In the GPCR track, Robert Cooke from Heptares discussed the
application of fragments to the β1-adrenergic receptor (see also here). In the
kinase track, Hongtao Zhao presented in
silico fragment work (see also here). And in the protein-protein
interaction track, David Fry from Roche described a deconstruction of the
p53-HDM2 inhibitor RG7112 into its component fragments to see whether the
molecule could have been identified from FBLD. RG7112 consists of a central
core with four appendages, and although the mono-substituted core was too weak
to detect, some of the cores with two substituents could be identified and
bound to the protein in the same manner as the parent compound. However, these
did tend to be super-sized fragments, with molecular weights in the 300-350 Da
range.
Protein-protein interactions were also a theme of Richard
Taylor, from the company UCB. They built a sizable fragment library of about 23,000 (mostly
commercial) compounds designed to cover molecular frameworks found in known
drugs. UCB has invested heavily in SPR technology, and with a stable of four
Biacore 3000 instruments could rapidly screen this entire library against a
dozen protein-protein interaction targets. Not surprisingly, given the
difficulty of this target class, the hit rate was much lower than in
conventional fragment screens, averaging just about 1%. What was interesting is
that only 964 fragments hit any target – at less than 5%, this is much lower
than the roughly 33% hit rate seen in other fragment libraries. Most of these
fragments were reasonably specific, though; 908 hit ≤ 8
targets. It will be interesting to see whether anything can be learned about
“privileged” protein-protein interaction fragments from this set.
Of course, extracting general trends from collections of
fragments is not necessarily straightforward. Teddy has already brought up the
difficulties of describing molecular shape; as he pointed out in his presentation,
Fsp3 is not the best measure of “three-dimensionality” for several
reasons. For example, even toluene has an Fsp3 = 0.14, and while
Pete Kenny correctly points out that aromatic molecules do have volume, most
chemists would think of this as a very “flat” compound. Principal moment of
inertia (PMI) is better, but is harder to calculate. Happily, as Justin Bower
described in his presentation, the Beatson Institute is allowing other
researchers to use their 3DFIT software to calculate PMI and other properties.

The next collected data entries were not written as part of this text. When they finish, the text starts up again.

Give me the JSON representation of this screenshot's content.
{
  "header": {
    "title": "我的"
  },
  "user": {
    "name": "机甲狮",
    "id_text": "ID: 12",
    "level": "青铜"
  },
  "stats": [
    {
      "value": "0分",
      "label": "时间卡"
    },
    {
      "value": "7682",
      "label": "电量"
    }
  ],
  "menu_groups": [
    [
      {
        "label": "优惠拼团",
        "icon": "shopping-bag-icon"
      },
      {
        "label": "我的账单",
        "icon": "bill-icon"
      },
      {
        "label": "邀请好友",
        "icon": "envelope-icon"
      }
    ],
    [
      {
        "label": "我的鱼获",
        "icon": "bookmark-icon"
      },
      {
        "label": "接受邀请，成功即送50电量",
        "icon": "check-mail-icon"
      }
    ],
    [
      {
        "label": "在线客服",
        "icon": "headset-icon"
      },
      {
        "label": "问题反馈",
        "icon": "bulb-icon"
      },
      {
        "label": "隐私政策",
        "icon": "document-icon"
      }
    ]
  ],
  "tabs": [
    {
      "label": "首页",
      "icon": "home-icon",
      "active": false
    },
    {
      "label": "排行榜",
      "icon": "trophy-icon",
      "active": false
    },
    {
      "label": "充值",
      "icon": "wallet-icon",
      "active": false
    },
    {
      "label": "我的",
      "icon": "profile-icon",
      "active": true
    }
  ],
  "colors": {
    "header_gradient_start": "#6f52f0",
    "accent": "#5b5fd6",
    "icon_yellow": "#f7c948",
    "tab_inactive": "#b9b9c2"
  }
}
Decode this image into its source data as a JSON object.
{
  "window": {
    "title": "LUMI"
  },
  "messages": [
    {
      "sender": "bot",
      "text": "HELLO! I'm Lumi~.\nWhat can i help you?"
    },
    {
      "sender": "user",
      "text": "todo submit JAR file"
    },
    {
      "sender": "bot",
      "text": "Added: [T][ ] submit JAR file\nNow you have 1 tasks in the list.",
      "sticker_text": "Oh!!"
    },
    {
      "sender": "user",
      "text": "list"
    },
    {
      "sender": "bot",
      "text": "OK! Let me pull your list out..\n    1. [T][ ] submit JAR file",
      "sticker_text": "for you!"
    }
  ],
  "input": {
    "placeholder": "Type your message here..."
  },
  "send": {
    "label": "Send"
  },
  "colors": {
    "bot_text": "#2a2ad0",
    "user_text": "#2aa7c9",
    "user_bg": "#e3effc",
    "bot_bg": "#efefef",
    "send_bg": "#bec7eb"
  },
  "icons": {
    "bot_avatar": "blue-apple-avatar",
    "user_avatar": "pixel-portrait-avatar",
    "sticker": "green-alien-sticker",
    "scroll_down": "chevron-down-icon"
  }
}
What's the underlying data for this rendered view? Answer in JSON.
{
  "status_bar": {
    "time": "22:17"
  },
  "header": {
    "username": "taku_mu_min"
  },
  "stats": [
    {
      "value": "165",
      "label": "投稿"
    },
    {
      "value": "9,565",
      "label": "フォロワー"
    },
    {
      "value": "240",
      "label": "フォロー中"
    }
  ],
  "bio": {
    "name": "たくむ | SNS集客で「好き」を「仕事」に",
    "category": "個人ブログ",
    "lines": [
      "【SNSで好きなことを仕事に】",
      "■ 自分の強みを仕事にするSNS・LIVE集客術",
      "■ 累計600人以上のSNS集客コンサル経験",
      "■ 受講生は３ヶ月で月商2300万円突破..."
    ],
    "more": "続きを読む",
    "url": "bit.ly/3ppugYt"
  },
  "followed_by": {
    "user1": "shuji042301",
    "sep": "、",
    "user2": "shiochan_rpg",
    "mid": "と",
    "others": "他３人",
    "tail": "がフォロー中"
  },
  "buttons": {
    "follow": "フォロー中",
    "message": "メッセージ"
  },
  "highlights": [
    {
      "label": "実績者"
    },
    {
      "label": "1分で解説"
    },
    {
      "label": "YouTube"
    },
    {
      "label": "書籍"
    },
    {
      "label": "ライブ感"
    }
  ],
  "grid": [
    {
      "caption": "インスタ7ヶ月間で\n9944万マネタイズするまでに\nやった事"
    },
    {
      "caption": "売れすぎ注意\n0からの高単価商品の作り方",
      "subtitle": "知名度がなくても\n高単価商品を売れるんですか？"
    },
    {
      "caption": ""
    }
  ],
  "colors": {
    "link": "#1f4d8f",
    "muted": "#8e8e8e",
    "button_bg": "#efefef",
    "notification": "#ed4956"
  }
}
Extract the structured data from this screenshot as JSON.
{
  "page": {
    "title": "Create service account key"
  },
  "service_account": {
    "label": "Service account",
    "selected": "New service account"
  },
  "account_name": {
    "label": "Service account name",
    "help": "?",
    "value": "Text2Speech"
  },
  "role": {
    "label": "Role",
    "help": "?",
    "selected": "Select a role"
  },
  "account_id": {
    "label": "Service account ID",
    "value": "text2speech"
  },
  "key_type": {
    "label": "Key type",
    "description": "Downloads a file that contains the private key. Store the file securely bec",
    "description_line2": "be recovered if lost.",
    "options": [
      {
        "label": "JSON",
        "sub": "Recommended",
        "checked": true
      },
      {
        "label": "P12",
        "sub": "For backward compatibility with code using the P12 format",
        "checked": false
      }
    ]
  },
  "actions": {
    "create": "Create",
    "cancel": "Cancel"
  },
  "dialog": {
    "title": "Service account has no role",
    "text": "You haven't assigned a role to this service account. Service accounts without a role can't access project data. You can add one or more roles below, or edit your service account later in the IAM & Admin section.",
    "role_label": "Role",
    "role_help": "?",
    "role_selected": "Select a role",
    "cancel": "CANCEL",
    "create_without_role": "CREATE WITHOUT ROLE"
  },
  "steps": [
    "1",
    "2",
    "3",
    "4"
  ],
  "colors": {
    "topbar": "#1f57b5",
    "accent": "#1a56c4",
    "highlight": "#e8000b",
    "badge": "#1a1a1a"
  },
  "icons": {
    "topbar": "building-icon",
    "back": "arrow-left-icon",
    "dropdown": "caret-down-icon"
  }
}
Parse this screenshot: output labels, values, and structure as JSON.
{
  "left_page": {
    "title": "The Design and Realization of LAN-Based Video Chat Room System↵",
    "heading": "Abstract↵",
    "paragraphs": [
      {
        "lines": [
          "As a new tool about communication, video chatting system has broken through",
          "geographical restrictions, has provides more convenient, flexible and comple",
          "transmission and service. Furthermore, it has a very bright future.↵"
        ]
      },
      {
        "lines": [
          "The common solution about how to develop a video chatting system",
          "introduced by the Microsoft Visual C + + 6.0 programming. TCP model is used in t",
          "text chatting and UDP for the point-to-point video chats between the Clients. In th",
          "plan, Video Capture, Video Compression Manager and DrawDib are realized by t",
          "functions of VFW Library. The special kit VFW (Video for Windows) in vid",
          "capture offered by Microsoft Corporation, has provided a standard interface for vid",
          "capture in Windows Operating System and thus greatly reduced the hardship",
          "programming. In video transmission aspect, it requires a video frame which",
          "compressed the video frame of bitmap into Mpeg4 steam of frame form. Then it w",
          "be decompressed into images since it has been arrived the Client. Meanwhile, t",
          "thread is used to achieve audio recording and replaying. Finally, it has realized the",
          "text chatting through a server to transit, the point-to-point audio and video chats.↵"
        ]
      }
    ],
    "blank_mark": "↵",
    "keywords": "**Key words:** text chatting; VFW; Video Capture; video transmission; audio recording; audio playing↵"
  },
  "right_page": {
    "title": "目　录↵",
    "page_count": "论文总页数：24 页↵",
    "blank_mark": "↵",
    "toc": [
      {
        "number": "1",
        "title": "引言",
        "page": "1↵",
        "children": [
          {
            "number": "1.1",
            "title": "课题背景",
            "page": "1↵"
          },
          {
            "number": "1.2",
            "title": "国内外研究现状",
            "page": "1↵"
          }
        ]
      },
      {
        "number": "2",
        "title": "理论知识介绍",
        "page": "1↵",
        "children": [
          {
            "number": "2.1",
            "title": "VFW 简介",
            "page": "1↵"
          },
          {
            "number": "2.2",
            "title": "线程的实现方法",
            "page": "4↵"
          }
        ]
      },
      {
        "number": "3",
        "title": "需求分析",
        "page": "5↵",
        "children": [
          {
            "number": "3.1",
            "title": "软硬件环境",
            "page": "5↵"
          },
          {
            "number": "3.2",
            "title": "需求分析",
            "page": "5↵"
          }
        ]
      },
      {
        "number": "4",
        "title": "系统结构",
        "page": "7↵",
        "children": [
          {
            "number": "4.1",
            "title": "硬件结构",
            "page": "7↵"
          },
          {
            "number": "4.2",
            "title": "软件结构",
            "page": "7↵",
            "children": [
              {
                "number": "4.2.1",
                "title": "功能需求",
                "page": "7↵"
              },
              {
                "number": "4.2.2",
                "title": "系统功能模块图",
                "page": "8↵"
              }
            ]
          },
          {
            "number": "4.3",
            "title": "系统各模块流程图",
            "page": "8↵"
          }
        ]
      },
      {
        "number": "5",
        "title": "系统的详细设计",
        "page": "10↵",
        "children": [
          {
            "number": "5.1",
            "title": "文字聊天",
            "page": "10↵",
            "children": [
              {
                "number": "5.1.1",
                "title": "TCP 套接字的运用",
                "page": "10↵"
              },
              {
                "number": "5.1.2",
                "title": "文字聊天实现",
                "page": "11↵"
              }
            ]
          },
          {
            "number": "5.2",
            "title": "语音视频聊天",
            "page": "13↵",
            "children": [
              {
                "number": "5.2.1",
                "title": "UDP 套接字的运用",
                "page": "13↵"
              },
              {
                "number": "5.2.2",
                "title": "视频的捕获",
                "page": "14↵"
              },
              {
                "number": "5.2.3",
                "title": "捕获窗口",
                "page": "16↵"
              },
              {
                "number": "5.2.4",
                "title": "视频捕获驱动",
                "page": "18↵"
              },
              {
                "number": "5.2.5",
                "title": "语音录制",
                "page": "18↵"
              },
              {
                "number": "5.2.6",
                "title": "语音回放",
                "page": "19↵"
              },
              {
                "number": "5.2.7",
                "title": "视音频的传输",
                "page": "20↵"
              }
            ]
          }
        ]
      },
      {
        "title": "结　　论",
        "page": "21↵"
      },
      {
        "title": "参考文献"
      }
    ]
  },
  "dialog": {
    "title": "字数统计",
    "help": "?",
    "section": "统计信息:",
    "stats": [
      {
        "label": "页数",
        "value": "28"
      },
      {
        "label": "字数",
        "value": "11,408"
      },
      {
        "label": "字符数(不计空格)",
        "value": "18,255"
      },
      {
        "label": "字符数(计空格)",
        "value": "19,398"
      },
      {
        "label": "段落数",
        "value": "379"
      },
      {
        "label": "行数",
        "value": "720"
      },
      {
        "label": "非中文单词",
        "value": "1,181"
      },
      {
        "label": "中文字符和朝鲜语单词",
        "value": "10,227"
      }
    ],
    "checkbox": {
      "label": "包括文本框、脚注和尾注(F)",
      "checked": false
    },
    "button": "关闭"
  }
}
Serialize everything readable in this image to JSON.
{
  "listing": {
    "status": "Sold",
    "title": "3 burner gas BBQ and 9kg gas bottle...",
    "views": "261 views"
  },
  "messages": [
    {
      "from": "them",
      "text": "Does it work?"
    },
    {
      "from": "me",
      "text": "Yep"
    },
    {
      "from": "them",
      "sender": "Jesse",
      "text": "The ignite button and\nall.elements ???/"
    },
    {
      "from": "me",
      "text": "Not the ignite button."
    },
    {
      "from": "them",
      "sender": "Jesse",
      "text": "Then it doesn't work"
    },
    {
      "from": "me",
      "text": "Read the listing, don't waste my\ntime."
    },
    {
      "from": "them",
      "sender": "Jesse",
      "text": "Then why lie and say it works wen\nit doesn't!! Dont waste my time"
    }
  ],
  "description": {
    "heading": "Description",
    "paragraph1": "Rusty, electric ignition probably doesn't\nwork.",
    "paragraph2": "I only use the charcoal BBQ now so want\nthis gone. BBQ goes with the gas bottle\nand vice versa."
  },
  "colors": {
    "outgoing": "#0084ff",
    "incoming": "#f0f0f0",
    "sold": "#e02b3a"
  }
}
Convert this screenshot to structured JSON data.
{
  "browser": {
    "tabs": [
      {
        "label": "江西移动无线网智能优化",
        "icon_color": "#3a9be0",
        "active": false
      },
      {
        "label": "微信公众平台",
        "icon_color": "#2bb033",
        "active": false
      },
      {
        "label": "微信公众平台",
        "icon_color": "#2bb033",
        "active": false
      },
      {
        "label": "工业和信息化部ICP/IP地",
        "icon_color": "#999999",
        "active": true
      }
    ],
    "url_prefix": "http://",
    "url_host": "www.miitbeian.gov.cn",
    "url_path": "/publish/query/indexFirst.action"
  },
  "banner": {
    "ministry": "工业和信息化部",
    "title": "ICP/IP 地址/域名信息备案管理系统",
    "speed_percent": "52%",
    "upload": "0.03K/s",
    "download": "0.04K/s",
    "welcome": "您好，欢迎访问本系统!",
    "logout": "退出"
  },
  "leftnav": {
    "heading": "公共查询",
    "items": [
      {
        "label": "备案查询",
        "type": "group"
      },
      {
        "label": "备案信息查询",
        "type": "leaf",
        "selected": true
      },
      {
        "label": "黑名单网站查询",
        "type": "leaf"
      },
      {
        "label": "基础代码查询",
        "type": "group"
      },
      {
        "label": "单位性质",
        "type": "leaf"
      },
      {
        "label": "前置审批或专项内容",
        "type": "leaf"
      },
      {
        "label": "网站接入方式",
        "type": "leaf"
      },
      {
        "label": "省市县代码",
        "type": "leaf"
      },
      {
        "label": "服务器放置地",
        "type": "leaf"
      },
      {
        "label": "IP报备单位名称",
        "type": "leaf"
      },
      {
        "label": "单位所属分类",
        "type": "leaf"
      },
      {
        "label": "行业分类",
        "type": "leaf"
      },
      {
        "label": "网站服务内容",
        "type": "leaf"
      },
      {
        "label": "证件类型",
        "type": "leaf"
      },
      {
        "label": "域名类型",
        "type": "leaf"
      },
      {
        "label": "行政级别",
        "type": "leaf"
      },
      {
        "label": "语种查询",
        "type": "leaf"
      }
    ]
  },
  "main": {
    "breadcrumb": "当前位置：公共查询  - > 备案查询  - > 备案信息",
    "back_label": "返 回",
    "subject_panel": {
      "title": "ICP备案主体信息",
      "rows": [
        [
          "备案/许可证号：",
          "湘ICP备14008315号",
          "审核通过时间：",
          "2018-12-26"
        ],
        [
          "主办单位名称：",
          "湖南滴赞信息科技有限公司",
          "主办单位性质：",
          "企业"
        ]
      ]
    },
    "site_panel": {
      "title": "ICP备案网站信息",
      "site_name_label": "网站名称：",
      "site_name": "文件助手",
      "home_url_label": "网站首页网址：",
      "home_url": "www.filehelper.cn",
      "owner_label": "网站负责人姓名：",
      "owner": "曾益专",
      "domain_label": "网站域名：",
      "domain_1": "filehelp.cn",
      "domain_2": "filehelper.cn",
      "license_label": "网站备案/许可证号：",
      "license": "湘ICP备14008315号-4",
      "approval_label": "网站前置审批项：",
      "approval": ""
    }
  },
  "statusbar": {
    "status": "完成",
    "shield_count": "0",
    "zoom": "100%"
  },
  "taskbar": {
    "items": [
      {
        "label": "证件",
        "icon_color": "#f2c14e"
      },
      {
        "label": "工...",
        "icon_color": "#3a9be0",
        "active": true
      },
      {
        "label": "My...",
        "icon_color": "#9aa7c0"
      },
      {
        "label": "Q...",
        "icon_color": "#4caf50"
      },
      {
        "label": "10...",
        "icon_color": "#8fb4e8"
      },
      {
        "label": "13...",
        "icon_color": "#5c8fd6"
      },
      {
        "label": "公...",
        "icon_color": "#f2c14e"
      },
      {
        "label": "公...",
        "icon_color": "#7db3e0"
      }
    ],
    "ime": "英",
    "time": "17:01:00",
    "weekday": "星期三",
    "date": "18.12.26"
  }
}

One of the criticisms of 3D fragments is that, as Rod
Hubbard pointed out, they can be a “pain in the neck” for chemistry. One
solution that researchers at Vernalis took was to do analog work on a simpler
molecule, then scaffold-hop back to the original fragment once the SAR was
sufficiently understood to justify investment in more challenging chemistry.
Finally, the question of what to do with fragment hits that
don’t reproduce in different assays was the topic of at least one breakout
discussion and was also extensively discussed by Peter Kutchukian, who
presented an analysis of 134 fragment screens using a variety of techniques
against 34 different targets at Novartis. Some of this was presented at FBLD 2012, but one interesting finding was that hits from biophysical screens (such
as SPR, NMR, or DSF) tended to cluster separately from hits in biochemical
assays. Given the number of ways to find fragments, pursuing hits that confirm
in both a biochemical and a biophysical method may help to weed out artifacts,
though at the risk of increasing false negatives.
Feel free to chime in with your thoughts and impressions,
whether or not you were there. And if you are kicking yourself for not
attending, next year’s meeting is scheduled to return to San Diego from April 22-25.
3 comments:
The Biacore model UCB uses must be 4000!
I like your comments on Fsp3. I wonder if you have seen this paper , which looks at 3D methods.
Also aside from the misuse of this metric by some people, there is an interesting paper describing some issues with the Fsp3 paper itself.
Thanks for the plane of best fit paper - I'll take a look at it. I did see the correlation inflation paper, which is covered here. It's a good reminder that, as the 3D fragment library consortium prominently displays on their 3DFIT page, "parameters are guidelines."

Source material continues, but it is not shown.